The JURY will decide if an act is official or not-official.
This will not help Trump with a DC jury.
The decision makes it a lot easier for a judge to exercise his or her discretion and dismiss the case before it is even heard. Even DC judges who would love to see Trump prosecuted don't want to get their hands slapped by a higher-court reversal. Probably doesn't make Trump completely immune to such cases but it does make it a whole lot harder for the DA to make a case and for any conviction to survive appeal.
It helps Trump with everything. The official-acts-vs-unofficial-acts question will not be resolved until after Trump is well ensconced in the Oval Office, and perhaps after he finishes his term. We have months and months and even years of litigation coming on this. No matter what the DC jury decides, it will be appealed, first to the DC Court of Appeals and then back to the Supremes.
This will take AGES.
I am not a lawyer, but your comment makes no sense. Juries in criminal cases decide if a person is guilty of a crime, a crime as codified by law. Juries do not decide what is a crime and what is not a crime. The prosecutor is the one who must charge for a codified crime. So the definition of ‘official’ has to come from outside the jury, a criminal code, a judges instructions, etc. The jury cant make it up. This was the problem with the NY case. The judge gave incorrect and illegal jury instructions. JMO.

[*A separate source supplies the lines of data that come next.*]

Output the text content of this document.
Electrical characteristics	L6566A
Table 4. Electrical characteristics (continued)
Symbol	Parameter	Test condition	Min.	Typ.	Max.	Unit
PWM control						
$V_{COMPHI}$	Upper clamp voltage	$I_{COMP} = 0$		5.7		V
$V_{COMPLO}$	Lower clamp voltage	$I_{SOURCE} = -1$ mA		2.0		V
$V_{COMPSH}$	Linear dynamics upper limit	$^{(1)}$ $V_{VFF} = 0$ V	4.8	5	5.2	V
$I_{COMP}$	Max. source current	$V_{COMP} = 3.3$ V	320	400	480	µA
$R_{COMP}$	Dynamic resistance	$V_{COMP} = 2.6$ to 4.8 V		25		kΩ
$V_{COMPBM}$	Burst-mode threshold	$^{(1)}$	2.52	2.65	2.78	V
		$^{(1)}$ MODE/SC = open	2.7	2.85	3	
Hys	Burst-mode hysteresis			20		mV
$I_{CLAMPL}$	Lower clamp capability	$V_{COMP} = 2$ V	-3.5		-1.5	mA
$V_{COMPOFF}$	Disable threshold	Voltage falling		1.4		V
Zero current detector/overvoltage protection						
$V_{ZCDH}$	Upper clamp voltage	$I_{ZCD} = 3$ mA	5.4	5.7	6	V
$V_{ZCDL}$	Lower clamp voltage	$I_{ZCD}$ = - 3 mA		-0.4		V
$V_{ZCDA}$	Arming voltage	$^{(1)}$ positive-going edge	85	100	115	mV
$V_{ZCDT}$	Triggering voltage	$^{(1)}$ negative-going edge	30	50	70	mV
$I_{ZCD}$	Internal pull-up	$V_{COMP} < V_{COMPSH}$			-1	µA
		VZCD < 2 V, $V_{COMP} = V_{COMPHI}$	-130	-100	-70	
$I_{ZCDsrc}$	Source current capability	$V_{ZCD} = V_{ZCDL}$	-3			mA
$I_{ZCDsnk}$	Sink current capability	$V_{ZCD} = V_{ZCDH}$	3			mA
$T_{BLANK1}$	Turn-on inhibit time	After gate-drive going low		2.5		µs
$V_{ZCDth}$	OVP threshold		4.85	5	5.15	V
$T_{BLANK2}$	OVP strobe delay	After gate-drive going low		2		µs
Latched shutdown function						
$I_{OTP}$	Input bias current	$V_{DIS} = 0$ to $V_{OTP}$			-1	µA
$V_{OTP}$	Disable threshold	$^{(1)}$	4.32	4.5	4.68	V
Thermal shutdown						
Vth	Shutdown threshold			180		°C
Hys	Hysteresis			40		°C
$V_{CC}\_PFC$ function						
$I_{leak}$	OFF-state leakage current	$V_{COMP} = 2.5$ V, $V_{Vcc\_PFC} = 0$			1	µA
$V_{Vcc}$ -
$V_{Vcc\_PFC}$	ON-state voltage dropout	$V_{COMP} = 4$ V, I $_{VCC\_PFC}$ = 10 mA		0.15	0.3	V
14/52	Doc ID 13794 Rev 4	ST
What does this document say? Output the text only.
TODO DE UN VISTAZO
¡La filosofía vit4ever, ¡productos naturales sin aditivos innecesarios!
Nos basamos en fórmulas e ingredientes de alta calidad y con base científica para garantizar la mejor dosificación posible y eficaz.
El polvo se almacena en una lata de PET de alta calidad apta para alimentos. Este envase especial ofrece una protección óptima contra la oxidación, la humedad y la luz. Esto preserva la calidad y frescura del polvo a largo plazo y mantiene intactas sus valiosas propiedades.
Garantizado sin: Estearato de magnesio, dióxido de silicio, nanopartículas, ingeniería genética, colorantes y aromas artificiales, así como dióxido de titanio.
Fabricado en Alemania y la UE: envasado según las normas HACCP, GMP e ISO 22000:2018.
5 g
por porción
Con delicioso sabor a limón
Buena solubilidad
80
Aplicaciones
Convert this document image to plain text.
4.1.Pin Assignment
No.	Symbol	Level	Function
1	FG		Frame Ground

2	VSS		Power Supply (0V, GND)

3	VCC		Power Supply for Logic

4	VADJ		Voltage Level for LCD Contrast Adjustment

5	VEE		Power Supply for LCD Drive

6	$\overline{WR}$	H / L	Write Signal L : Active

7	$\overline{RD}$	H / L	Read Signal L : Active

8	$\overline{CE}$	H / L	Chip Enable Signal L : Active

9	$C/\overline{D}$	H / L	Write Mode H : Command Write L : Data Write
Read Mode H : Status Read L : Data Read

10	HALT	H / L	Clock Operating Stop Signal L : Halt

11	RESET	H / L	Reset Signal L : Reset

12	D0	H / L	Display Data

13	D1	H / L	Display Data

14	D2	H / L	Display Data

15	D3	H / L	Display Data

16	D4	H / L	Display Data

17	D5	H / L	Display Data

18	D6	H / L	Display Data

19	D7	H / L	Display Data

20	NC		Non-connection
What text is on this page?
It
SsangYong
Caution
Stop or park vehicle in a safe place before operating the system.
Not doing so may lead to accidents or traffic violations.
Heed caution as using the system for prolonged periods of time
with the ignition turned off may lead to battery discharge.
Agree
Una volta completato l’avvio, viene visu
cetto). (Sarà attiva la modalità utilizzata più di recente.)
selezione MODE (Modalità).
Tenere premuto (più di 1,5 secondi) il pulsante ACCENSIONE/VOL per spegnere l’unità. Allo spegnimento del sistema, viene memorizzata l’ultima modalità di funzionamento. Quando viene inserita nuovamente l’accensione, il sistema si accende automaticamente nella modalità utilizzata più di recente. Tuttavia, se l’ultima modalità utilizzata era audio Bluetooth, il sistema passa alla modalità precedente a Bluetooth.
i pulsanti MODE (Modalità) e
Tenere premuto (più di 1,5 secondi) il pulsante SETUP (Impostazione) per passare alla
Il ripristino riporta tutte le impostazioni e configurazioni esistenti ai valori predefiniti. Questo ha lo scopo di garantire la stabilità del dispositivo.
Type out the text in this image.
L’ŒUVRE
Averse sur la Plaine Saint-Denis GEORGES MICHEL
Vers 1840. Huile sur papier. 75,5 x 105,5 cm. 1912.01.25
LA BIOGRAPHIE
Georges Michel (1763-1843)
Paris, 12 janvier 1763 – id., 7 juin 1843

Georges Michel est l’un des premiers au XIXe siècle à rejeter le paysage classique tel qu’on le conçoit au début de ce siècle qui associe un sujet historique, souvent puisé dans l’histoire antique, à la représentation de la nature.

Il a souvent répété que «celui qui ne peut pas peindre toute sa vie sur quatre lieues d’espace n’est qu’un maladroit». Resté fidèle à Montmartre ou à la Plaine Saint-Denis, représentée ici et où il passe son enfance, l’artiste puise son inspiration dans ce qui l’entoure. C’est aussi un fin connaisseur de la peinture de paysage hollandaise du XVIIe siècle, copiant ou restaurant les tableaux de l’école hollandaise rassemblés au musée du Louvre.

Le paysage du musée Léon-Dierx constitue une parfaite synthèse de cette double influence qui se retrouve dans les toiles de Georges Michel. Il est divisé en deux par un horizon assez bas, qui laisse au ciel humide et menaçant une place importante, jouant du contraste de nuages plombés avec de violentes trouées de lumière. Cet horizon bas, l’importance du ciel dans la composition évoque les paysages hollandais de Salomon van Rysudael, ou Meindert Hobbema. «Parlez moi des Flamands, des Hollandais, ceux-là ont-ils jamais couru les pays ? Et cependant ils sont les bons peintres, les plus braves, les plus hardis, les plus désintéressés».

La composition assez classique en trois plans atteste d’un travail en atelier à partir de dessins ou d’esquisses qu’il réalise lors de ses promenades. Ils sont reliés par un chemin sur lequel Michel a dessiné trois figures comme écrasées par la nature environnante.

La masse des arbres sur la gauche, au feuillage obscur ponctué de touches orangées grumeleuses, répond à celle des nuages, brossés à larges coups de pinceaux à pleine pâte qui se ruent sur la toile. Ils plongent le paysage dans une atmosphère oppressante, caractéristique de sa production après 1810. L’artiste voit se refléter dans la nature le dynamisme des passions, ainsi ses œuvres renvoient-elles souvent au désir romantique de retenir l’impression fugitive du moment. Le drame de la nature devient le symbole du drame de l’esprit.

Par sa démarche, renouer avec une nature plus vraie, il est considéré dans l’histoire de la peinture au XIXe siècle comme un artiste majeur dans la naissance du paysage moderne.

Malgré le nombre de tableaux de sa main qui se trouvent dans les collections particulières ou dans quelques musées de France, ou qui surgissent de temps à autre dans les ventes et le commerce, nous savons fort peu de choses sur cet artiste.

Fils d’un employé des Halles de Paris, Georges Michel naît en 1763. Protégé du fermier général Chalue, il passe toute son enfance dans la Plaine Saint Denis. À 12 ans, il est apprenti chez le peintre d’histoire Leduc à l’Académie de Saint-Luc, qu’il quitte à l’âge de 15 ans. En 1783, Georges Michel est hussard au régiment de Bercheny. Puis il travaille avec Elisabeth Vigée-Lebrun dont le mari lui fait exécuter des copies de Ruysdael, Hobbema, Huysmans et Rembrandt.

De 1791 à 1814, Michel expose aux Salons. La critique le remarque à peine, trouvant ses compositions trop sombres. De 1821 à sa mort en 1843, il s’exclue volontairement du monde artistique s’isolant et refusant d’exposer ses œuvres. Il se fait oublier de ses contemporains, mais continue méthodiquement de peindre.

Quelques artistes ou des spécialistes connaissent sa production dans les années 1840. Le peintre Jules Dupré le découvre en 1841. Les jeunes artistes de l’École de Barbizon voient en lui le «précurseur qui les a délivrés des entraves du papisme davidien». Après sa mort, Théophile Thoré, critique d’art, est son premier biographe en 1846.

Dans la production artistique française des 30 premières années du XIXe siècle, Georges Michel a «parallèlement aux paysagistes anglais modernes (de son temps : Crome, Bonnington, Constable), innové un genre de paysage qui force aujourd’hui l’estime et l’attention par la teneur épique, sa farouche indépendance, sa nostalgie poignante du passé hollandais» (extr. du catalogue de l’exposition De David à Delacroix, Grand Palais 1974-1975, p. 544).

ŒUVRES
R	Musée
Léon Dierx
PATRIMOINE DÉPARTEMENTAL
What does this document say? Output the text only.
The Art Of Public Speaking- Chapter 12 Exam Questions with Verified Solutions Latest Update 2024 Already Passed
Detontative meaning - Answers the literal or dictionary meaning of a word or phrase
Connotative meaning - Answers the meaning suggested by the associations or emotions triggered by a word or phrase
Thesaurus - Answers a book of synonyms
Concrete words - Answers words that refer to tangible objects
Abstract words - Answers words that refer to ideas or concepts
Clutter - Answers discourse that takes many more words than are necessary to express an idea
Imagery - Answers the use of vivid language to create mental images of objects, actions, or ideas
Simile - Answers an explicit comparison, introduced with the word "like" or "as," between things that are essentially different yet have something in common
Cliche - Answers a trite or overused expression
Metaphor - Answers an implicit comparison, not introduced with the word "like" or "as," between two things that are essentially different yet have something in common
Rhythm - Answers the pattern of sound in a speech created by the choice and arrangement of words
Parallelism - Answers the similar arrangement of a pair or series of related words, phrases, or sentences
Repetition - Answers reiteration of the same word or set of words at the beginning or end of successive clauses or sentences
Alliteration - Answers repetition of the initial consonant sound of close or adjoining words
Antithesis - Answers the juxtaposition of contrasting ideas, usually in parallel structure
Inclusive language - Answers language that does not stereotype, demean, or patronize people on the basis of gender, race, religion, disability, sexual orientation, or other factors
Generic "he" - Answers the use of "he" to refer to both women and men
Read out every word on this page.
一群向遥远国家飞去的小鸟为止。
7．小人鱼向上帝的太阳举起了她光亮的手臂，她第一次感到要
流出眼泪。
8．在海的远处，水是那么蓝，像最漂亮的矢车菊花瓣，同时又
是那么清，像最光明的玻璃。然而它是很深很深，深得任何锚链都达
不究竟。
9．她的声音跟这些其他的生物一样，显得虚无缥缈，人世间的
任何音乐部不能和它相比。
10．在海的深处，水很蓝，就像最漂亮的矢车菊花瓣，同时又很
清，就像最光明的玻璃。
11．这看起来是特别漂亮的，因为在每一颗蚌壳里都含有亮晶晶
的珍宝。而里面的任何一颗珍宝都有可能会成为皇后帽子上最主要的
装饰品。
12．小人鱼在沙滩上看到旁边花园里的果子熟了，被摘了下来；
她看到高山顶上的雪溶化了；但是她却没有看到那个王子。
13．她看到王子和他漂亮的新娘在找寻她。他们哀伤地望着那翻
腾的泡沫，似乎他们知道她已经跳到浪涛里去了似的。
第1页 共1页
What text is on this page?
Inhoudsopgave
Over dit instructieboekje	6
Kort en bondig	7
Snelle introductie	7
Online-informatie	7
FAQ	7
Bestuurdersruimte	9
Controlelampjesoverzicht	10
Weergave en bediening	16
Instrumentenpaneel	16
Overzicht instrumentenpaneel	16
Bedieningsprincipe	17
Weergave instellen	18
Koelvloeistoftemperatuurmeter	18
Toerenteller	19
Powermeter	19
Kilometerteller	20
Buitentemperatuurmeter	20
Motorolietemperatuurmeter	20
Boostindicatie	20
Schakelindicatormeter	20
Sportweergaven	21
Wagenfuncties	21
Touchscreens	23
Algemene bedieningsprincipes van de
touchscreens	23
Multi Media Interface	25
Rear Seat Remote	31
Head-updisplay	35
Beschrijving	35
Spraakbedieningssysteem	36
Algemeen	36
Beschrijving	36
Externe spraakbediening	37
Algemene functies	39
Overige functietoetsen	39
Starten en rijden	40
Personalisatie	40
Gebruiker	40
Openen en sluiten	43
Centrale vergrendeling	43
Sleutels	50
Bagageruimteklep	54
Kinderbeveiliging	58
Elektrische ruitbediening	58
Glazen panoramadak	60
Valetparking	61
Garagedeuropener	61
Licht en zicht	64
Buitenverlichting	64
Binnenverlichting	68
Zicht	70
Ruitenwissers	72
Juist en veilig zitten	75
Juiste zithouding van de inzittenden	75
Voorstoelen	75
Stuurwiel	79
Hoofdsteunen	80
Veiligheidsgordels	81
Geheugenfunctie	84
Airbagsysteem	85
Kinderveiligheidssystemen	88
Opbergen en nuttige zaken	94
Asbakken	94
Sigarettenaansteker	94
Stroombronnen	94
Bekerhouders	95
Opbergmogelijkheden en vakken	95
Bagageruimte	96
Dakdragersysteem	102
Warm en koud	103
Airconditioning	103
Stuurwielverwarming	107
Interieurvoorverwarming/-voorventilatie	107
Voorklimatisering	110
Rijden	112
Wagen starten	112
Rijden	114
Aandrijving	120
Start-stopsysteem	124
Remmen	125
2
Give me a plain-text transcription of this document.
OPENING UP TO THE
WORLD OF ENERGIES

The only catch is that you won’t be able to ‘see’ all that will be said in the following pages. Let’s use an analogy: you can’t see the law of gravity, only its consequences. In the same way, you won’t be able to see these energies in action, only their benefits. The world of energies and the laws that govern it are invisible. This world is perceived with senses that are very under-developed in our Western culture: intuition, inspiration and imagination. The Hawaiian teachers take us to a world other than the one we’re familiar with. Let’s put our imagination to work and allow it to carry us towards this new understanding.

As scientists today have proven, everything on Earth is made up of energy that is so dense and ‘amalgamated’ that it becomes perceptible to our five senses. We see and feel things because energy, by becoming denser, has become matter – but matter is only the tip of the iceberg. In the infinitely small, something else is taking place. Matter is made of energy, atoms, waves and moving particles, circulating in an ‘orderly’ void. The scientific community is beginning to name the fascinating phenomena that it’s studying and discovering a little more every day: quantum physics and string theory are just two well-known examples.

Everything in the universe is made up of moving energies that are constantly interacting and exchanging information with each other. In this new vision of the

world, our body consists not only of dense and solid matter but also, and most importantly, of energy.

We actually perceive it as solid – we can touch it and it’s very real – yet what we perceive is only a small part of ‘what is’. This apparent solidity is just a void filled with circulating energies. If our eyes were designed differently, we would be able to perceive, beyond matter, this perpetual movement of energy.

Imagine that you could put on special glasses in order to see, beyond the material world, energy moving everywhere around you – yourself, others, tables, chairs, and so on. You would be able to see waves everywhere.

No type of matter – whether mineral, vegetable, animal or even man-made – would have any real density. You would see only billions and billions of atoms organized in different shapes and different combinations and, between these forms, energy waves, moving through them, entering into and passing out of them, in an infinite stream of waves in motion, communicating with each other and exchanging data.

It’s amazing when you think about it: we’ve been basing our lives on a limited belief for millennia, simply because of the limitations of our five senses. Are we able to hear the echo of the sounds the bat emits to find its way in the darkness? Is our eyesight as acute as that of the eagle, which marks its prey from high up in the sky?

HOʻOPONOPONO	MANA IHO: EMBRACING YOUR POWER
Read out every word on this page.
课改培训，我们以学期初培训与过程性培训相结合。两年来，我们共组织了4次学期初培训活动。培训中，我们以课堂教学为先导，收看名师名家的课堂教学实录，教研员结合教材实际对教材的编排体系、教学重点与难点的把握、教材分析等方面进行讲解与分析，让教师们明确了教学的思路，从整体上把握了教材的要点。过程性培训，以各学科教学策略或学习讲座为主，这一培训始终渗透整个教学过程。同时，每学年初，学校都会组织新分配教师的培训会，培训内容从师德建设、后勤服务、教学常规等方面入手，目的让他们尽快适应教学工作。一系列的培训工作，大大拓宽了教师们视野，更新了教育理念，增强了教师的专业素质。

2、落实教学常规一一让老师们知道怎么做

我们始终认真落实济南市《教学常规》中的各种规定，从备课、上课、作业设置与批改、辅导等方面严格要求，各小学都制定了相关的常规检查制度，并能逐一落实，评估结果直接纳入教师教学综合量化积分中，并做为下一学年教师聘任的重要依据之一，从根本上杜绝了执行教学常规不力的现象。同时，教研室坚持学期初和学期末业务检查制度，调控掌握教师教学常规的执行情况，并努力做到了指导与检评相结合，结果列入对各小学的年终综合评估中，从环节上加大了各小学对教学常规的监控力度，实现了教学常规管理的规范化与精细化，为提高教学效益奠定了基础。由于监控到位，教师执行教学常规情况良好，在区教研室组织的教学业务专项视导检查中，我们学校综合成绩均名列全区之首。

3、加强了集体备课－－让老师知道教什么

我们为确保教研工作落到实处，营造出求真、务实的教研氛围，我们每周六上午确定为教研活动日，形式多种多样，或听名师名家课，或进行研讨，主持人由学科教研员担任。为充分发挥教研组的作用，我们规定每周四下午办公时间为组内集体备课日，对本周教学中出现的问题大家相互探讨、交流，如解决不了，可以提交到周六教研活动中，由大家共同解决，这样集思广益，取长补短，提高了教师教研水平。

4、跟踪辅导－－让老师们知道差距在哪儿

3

“The JURY will decide if an act is official or not-official.“
Wrong. Immunity claims have to resolved before trial. So the trial judge will make his/her determination of what acts are official (requiring the charge to be dismissed) and what are not. The you can expect both Trump and Smith to appeal to the circuit court any decision with which they disagree, and then a subsequent appeal to SCOTUS again. All of this has to occur before they can even begin preparation for an actual trial.
The Chutkan case is federal, so If the jury convicted Trump because of a preposterous "not an official act" argument Trump could appeal to SCOTUS. If the verdict comes after the election, Smith would have to pull a mangy rabbit out of his tattered hat to make a difference.
This decision therefore reveals that Trump absolutely had the “official” right as President to stop the count.